SAN DONÀ «Centrodestra: le decisioni sul candidato sindaco sono rinviate dopo la pubblicazione dei candidati alle politiche. Sulla strategia i presenti sono d'accordo nel correre insieme». È quanto spiega Gianni Corradini che, ieri mattina, ha convocato tutte le forze di centrodestra all'hotel Continental.

Ma, come previsto, mancava la coalizione che ha indicato Paolo Madeyski come candidato, composta dal gruppo di Francesca Zaccariotto, Apindustria e Forza Italia.Di questo fronte c'era solo il consigliere comunale Giansilvio Contarin, che si è seduto a fianco del vicepresidente regionale Gianluca Forcolin e Francesca Pilla, candidata super partes. In sala Veronese erano riuniti tutti gli alleati pronti a sostenerla: Alberto Schibuola (Lega), Alberto Salierno (Direzione Italia), Massimiliano Rizzello (Fratelli d'Italia), Giuseppe Muzzupappa (Movimento nazionale) e Alberto Zorzenoni a capo di una lista civica. Presenti anche Anna Maria Babbo, capogruppo di Scegli civica, assieme alla consigliera Roberta Murer dello stesso gruppo consiliare, ed Oliviero Leo, giunto in hotel verso mezzogiorno. Ennio Mazzon, pur invitato, era assente per motivi familiari.

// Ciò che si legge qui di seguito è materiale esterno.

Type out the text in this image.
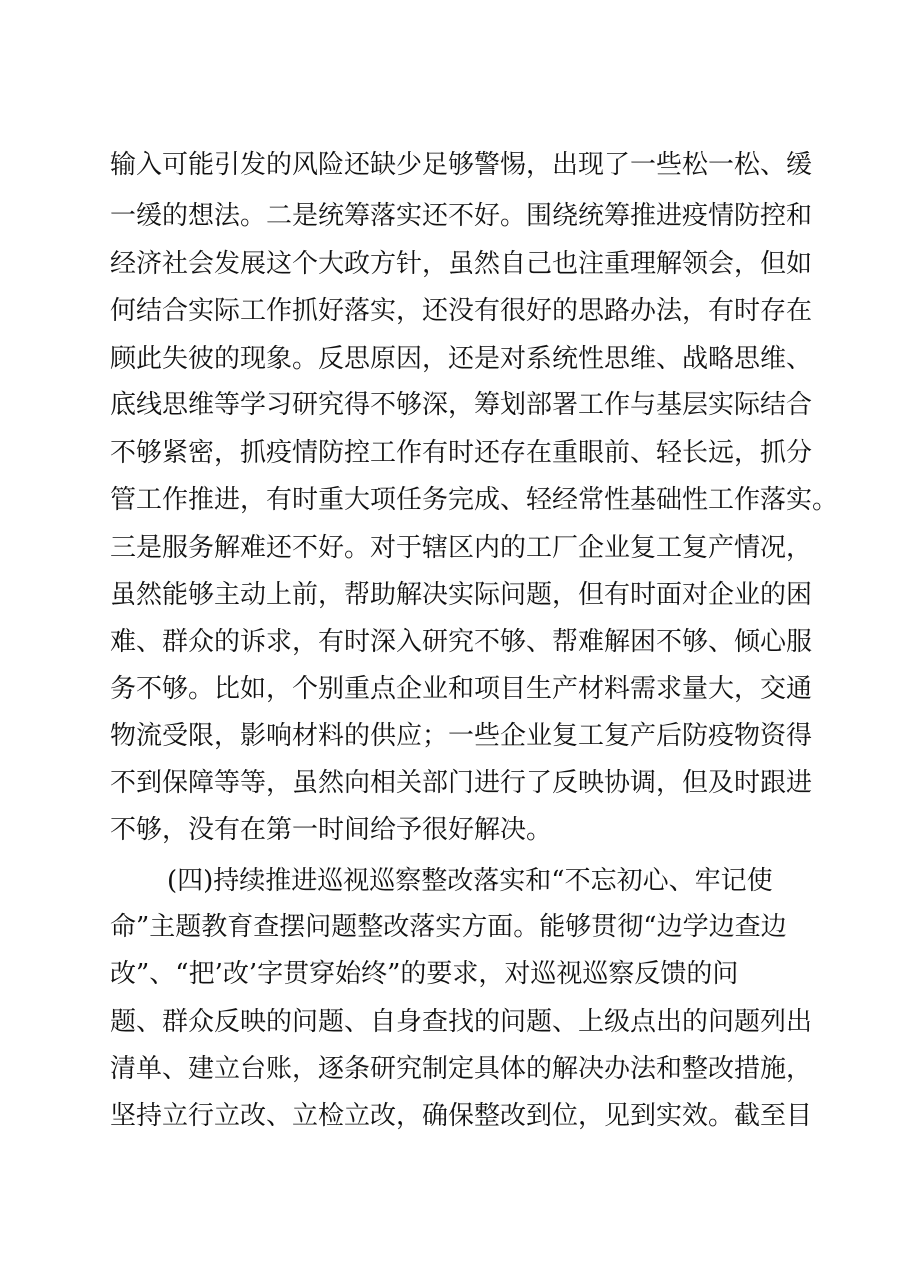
输入可能引发的风险还缺少足够警惕，出现了一些松一松、缓
一缓的想法。二是统筹落实还不好。围绕统筹推进疫情防控和
经济社会发展这个大政方针，虽然自己也注重理解领会，但如
何结合实际工作抓好落实，还没有很好的思路办法，有时存在
顾此失彼的现象。反思原因，还是对系统性思维、战略思维、
底线思维等学习研究得不够深，筹划部署工作与基层实际结合
不够紧密，抓疫情防控工作有时还存在重眼前、轻长远，抓分
管工作推进，有时重大项任务完成、轻经常性基础性工作落实。
三是服务解难还不好。对于辖区内的工厂企业复工复产情况，
虽然能够主动上前，帮助解决实际问题，但有时面对企业的困
难、群众的诉求，有时深入研究不够、帮难解困不够、倾心服
务不够。比如，个别重点企业和项目生产材料需求量大，交通
物流受限，影响材料的供应；一些企业复工复产后防疫物资得
不到保障等等，虽然向相关部门进行了反映协调，但及时跟进
不够，没有在第一时间给予很好解决。
(四)持续推进巡视巡察整改落实和“不忘初心、牢记使
命”主题教育查摆问题整改落实方面。能够贯彻“边学边查边
改”、“把’改’字贯穿始终”的要求，对巡视巡察反馈的问
题、群众反映的问题、自身查找的问题、上级点出的问题列出
清单、建立台账，逐条研究制定具体的解决办法和整改措施，
坚持立行立改、立检立改，确保整改到位，见到实效。截至目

«Non si è parlato del candidato sindaco - spiega Corradini - ma tutti sono decisi a correre insieme e hanno e convenuto che la Lega abbia fatto più di una rinuncia, arrivando persino ad accettare il sondaggio (proposto da Leo) per dimostrare la propria disponibilità a trovare un'intesa unitaria». Una parziale vittoria, quindi, quella incassata da Corradini che prelude ad un allargamento del fronte a Leo e Babbo, entrambi fino a dicembre avevano partecipato ai tavoli promossi da Zaccariotto e Fi. Gli azzurri hanno ribadito di essere disponibili un confronto se ci sarà un'iniziativa della segreteria della Lega, nelle sedi adeguate e con i relativi rappresentanti politici.